After she hugged him, she pulled off the mask and surprised him with her “normal” face, then removed whatever fat suit she concocted and said, “Tada! Don’t I look good?” In her mind, if she presented herself as a disgusting freak, then my future husband would see how thin and beautiful she was compared to his first impression. Crazy? Yes. Normal to how I grew up? Also, yes. Once Jason realized that he wasn’t being punk’ed, he relaxed into my childhood home where he was offered one trailer trash delicacy after the next: “I made you a vanilla wafer cake. Oh, we have toasted raviolis? Do you want some Oreo ice cream? Cheetos? Funions? Pork rinds?” This was a far cry from the Michelin star fare he preferred but hey, he fell in love with a midwestern girl who grew up in North County, St.
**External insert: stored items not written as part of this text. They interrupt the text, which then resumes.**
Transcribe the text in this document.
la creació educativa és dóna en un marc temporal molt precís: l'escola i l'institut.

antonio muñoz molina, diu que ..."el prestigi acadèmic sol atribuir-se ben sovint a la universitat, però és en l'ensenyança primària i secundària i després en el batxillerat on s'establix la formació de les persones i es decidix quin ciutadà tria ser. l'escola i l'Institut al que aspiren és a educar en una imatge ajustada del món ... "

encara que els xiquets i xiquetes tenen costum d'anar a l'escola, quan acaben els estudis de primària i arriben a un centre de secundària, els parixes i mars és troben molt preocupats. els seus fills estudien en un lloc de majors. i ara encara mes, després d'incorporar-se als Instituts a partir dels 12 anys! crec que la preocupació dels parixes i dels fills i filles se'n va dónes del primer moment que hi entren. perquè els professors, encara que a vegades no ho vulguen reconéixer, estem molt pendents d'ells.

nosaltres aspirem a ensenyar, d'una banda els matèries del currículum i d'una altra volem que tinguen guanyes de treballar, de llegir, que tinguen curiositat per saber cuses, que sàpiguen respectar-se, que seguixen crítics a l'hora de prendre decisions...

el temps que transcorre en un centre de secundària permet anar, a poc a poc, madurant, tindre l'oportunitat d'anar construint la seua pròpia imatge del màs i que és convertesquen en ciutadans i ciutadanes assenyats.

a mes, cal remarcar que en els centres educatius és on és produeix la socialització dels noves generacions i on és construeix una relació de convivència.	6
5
Louis eating cold pizza for breakfast.
Over the next three days he met my guncle who used to be a man but was now a woman, my cousin who went to prison for gouging someone’s eyes out, my great grandpa who may or may not have murdered his own father (the jury’s still out), my aunt who was just released from a mental institution and my Nana who still referred to people as “oriental” and “colored.” Also, during that trip my father revealed that he was swimming in debt and about to file for bankruptcy. And these were just the highlights.
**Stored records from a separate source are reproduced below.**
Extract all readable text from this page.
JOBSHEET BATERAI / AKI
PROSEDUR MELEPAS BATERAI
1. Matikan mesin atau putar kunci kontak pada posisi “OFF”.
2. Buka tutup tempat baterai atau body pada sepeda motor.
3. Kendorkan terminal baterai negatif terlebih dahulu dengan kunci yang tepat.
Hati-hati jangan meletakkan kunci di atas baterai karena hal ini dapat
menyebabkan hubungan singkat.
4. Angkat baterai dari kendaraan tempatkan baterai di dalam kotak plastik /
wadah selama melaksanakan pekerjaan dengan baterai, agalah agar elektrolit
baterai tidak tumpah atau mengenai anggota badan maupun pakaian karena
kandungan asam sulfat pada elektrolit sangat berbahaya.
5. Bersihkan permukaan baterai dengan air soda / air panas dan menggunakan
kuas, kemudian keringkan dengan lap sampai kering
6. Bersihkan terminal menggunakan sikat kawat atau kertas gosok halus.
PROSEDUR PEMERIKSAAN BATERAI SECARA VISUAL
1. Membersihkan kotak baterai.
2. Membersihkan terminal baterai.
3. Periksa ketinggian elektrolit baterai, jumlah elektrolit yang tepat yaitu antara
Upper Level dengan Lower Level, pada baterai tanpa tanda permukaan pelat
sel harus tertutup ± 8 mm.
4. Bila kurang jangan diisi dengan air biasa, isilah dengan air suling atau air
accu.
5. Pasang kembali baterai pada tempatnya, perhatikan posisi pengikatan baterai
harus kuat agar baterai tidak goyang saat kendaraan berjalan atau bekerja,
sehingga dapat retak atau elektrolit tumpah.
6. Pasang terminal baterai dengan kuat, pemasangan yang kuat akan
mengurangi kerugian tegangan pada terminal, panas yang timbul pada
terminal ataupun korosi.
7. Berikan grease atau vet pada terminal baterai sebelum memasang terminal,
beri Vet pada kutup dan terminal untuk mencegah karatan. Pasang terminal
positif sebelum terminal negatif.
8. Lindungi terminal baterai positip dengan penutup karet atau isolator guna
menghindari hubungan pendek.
Needless to say, if this were an episode of The Bachelor, and I was one of the last four ladies vying for Jason’s heart, you can bet that I wouldn’t have made it to a fantasy suite. For the non-fans, a fantasy suite is the place where you are allowed to “try” the product before you “buy” the product. In other words, the bachelor gets to sleep with the remaining three women…but not at the same time. And as entertaining as him meeting my family would have been for tv drama, life is real and marriage is supposed to be forever and this “hometown” would have been a deal-breaker for any guy vetting the woman he was planning on spending the rest of his life with. It was just a happy accident that he had already popped the question and there was no going back. To be sure, Jason wasn’t one to admit mistakes, but if he were the admitting kind, he might have run far, far away from crazy town.
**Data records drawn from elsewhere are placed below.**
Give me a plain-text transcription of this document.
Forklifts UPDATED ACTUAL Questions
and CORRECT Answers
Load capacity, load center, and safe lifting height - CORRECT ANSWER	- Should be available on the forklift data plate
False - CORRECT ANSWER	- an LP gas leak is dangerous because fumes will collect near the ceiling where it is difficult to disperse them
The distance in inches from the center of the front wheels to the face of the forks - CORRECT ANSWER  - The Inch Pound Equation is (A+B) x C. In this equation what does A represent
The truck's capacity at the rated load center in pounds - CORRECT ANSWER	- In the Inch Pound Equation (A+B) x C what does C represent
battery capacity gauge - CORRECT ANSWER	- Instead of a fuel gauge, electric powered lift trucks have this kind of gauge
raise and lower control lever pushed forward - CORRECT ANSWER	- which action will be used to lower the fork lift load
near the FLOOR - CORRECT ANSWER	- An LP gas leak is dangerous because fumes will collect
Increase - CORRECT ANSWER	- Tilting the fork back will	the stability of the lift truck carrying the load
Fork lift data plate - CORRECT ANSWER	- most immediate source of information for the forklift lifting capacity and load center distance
The funny thing about crazy town though, is…what you see is what you get. It’s all out there and you are acutely aware of the dysfunction while it is happening. When you are witnessing it, when you are taking it and when you are dishing it, you ride the line of absurdity and are able to look back at it and laugh.
What all the Bachelors and Bachelorettes out there need to look out for is the covert dysfunction; the stuff that you can’t see on a short lil’ hometown visit. The insidious seeping of invisible razorblades that cut you slowly and by the time you realize it, the damage is done. I may have come from crazy town, but I had no idea I was marrying Sweeney Todd. I mean, I played the Beggar Woman in college but…art imitating life?
In Laughter,
LStL
I'm still getting over you guys watching the Bachelor let alone your crazy family. hahahaha.